ExklusivKonsequenz aus Zulagenaffäre Mehr Aufseher für die Hochschulen

Von mül 

Schwer belastet ist das Wissenschaftsministerium durch die landesweite Kontrolle von Zulagen. Nun bekommen die Beamten Verstärkung: Theresia Bauer (Grüne) schafft ein neues Referat für die Vergütung.
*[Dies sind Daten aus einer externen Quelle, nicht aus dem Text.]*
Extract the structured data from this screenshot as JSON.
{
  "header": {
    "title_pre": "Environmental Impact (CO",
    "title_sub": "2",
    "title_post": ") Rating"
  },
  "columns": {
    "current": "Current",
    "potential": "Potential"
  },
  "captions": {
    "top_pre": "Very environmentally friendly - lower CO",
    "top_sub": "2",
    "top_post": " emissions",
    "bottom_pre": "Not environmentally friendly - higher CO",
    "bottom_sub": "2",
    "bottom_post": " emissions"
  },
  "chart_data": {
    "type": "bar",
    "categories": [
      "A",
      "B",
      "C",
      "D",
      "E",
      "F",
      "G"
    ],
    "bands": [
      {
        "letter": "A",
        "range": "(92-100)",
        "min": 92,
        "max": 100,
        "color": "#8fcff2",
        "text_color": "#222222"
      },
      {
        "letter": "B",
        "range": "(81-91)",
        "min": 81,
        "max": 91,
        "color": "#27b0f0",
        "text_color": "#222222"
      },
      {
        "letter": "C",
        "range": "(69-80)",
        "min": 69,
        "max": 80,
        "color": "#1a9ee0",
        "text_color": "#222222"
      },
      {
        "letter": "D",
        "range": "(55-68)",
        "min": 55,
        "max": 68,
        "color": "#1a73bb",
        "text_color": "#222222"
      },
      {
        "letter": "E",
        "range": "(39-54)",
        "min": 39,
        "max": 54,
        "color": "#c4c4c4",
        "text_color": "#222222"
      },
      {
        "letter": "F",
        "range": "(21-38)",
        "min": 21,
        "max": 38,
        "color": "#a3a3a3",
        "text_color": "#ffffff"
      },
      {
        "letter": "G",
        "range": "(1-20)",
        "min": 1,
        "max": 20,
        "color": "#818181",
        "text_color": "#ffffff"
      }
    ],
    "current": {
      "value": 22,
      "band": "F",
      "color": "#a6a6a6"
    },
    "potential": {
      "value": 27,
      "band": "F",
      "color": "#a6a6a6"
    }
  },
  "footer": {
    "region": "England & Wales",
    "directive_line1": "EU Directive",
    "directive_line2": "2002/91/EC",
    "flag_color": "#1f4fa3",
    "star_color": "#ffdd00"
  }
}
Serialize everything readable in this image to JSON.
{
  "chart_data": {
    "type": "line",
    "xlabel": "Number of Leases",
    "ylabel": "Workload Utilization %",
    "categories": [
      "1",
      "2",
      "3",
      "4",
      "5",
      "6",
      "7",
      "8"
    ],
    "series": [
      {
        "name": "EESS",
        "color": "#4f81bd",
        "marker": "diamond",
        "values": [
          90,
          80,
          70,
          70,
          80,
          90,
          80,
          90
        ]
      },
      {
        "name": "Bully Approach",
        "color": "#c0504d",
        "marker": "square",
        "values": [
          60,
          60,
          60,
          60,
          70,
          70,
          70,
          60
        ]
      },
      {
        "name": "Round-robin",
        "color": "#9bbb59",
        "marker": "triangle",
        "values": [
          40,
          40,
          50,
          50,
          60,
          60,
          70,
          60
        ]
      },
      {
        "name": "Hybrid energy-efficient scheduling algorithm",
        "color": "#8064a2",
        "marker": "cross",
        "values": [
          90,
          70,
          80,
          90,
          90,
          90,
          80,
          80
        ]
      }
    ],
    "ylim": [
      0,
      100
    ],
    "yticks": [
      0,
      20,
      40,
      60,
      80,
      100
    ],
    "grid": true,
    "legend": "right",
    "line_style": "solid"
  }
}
Theresia Bauer – hier als Zeugin im U-Ausschuss – betrachtet die Zulagenaffäre als ausgestanden. Foto: dpa
Theresia Bauer – hier als Zeugin im U-Ausschuss – betrachtet die Zulagenaffäre als ausgestanden. Foto: dpa

Stuttgart - Als Konsequenz aus der Zulagenaffäre baut Wissenschaftsministerin Theresia Bauer (Grüne) ihr Ressort aus. Ein neu geschaffenes Referat soll gewährleisten, dass Zulagen an den Hochschulen künftig rechtskonform vergeben werden. Entsprechende Informationen unserer Zeitung bestätigte ein Sprecher Bauers. Angesichts der Probleme nach dem Wechsel zur leistungsorientierten Vergütung im Jahr 2005 sei „eine engere Begleitung, Beratung und Kontrollaufsicht durch das Ministerium geboten“. Zugleich sei es sinnvoll, die juristische Kompetenz gerade an kleineren Hochschulen zu stärken.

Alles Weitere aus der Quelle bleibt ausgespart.